MONDAY, Jan. 9 (HealthDay News) -- Postoperative mortality rates from complications after pediatric heart surgery are higher at centers with a lower volume of cases, according to a study published online Jan. 9 in Pediatrics.
Sara K. Pasquali, M.D., of the Duke University Medical Center in Durham, N.C., and colleagues performed a multicenter analysis, including 35,776 children aged 0 to 18, to determine the relationship between annual patient volume and rates of complications and deaths in pediatric heart surgery. Outcomes were evaluated at 68 centers participating in the Society of Thoracic Surgeons Congenital Heart Surgery Database (2006 to 2009).

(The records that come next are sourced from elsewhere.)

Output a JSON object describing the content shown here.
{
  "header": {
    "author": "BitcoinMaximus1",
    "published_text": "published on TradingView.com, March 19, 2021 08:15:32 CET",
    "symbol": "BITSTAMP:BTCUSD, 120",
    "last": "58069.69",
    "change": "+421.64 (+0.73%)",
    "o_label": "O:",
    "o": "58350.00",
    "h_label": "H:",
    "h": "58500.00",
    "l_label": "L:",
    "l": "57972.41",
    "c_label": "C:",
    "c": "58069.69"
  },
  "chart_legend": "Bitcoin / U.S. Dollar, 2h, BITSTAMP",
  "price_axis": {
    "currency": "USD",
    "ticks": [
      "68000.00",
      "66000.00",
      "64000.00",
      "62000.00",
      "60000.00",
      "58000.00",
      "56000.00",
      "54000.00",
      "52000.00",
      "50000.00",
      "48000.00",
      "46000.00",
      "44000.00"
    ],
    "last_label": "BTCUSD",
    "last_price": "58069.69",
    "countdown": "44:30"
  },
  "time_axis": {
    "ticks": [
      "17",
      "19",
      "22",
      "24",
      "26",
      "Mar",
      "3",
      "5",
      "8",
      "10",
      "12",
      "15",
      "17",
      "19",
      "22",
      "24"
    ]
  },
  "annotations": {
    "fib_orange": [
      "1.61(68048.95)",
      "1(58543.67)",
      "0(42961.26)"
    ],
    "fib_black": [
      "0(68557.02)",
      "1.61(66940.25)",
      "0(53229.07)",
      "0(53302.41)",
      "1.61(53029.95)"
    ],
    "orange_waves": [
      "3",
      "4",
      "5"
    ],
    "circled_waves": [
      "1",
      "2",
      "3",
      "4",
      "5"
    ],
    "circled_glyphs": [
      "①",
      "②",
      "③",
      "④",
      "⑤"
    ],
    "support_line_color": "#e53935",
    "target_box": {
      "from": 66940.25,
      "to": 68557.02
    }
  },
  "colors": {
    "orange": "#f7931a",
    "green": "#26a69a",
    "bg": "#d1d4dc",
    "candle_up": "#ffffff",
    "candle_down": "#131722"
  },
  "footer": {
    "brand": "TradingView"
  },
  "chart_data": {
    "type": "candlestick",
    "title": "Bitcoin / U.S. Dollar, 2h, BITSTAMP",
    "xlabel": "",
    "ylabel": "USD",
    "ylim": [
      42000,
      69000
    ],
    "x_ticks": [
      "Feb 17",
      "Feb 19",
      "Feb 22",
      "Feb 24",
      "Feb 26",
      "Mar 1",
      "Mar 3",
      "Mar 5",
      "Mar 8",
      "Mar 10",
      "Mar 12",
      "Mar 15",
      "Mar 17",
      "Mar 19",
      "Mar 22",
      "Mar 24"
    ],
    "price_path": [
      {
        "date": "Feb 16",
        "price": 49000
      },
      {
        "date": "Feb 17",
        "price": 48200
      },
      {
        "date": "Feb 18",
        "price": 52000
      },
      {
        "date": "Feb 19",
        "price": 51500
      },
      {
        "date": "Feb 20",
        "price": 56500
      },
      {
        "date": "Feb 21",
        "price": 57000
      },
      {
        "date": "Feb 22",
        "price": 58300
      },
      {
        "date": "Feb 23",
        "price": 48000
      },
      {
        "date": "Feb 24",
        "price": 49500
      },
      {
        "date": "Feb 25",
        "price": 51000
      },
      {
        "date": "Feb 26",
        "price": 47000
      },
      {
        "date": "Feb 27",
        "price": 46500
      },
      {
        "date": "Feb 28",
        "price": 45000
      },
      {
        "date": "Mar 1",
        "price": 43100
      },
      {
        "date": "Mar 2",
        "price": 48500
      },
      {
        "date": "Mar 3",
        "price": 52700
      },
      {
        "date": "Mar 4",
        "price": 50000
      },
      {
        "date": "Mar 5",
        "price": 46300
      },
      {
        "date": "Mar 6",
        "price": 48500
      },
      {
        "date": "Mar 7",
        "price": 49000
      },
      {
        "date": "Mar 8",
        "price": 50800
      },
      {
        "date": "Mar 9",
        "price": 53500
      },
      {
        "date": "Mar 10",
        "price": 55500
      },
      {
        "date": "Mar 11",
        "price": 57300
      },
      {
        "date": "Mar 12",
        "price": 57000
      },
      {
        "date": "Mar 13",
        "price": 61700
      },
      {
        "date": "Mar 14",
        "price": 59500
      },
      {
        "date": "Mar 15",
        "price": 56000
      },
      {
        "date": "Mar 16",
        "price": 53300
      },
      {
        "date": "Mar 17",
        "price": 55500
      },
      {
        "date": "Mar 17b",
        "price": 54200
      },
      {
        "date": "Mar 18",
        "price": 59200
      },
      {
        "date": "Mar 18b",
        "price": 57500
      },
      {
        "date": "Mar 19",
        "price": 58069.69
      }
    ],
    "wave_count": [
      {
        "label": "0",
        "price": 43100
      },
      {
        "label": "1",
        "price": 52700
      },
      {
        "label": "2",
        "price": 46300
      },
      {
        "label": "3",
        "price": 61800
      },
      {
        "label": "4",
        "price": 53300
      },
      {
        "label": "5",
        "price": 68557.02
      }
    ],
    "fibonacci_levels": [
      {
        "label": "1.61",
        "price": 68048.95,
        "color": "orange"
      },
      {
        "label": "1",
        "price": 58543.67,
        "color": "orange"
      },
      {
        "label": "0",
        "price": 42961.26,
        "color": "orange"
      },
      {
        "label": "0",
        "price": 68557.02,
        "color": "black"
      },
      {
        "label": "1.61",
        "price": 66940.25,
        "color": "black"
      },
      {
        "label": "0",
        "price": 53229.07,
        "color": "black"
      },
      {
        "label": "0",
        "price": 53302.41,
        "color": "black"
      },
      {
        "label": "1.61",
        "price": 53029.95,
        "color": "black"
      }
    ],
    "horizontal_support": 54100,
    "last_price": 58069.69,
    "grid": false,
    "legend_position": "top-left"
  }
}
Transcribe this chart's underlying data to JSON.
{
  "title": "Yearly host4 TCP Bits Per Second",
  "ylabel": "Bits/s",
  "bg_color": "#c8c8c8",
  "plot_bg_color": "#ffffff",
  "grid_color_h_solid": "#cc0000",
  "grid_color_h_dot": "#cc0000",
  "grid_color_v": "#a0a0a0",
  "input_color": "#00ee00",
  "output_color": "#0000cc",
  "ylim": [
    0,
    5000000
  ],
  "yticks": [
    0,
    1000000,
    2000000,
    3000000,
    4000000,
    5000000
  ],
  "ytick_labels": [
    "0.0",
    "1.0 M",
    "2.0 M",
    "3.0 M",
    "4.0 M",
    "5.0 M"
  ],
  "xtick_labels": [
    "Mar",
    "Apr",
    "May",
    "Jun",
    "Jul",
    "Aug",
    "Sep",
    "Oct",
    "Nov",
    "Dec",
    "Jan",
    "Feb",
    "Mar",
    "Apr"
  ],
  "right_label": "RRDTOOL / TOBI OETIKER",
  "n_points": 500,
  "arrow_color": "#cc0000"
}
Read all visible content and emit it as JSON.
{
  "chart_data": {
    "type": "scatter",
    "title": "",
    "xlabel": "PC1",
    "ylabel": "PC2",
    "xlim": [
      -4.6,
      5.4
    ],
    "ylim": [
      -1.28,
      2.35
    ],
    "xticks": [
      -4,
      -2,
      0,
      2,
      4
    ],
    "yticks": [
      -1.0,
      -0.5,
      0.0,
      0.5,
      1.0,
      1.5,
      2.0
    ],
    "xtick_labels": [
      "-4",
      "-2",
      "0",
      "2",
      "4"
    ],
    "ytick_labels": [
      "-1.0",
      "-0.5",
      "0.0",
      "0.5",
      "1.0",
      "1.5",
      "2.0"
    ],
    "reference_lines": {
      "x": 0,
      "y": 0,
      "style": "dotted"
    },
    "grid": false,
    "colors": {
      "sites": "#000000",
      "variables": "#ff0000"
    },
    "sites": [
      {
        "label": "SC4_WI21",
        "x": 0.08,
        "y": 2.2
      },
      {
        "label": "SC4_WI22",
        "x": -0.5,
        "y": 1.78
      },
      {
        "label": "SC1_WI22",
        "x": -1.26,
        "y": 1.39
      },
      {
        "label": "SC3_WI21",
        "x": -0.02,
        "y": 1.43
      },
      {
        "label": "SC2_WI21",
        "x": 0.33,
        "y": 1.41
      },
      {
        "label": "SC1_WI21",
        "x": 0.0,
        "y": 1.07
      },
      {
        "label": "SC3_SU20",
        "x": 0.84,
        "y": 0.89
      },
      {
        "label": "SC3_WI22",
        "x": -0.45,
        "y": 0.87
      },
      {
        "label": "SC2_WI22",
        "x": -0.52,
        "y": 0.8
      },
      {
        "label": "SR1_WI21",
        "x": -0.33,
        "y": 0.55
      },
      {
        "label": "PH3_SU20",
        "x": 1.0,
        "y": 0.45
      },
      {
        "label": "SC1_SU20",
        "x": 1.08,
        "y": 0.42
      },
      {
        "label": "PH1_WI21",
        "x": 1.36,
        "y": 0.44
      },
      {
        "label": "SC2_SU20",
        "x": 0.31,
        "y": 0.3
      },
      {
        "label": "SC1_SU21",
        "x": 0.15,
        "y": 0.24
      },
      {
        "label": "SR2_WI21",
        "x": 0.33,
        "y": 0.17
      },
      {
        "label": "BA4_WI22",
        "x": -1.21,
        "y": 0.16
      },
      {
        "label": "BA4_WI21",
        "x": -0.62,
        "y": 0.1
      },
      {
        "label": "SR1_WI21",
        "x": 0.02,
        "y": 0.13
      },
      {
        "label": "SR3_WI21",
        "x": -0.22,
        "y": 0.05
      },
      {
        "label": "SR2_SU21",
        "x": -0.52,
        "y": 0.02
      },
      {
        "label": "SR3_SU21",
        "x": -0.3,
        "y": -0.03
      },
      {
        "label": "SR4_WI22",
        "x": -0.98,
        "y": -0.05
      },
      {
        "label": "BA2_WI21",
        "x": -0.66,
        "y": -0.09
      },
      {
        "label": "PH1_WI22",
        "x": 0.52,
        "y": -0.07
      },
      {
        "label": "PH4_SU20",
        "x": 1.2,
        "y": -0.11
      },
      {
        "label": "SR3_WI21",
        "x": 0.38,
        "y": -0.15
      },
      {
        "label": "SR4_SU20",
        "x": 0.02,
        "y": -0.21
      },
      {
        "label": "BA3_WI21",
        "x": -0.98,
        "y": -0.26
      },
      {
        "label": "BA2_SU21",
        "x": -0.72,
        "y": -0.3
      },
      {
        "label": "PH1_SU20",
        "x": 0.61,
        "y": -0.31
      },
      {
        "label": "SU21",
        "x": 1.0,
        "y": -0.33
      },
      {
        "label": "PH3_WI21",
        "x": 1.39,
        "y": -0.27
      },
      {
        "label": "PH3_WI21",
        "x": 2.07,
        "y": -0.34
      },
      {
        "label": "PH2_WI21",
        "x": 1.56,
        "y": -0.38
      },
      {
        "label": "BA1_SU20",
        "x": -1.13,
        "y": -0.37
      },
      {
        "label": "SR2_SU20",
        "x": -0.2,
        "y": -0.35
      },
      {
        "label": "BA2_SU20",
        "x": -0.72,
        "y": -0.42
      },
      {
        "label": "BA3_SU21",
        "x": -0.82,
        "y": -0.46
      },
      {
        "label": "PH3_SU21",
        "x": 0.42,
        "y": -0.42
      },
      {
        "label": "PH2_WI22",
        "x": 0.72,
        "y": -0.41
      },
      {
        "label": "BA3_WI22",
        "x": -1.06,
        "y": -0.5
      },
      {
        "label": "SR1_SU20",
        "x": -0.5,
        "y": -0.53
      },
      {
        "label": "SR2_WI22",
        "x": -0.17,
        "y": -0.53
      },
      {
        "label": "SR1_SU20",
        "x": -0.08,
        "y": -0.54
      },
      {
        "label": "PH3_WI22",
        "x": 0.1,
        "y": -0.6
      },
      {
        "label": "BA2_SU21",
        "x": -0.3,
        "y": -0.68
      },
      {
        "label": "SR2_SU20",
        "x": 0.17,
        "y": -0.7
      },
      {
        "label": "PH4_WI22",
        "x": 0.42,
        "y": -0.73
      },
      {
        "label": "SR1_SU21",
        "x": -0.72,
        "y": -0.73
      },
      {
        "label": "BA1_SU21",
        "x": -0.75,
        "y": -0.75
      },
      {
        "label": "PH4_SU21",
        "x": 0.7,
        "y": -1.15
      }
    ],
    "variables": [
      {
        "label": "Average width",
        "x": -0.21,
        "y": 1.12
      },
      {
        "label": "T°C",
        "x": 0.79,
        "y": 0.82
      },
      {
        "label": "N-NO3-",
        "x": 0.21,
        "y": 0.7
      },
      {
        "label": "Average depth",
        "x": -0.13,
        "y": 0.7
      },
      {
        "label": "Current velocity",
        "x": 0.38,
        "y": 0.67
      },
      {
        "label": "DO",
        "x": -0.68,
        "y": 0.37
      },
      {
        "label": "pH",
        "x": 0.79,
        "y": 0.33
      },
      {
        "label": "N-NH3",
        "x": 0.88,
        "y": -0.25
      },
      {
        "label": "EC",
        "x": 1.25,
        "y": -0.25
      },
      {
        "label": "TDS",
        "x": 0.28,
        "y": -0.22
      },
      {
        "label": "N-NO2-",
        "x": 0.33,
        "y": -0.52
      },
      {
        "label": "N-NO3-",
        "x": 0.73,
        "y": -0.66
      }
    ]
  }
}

The researchers found that 40.6 percent of in-hospital pediatric patients undergoing heart surgery had at least one complication, with an overall mortality rate of 3.9 percent. However, the mortality rate rose to 9 percent for postoperative patients with a complication, and lower volume centers had a greater mortality rate among this group, especially in the higher surgical risk categories. When volume was examined as a continuous variable, the odds ratio for postoperative mortalities in centers with fewer than 150 pediatric heart surgeries versus centers with more than 350 annually was 1.59. No relationship was found between center volume and the rate of postoperative complications.
"These data suggest that in addition to focusing on reducing complications themselves, quality improvement in the pediatric cardiac surgery population may also require attention to initiatives aimed at recognition and management of complications once they occur," the authors write.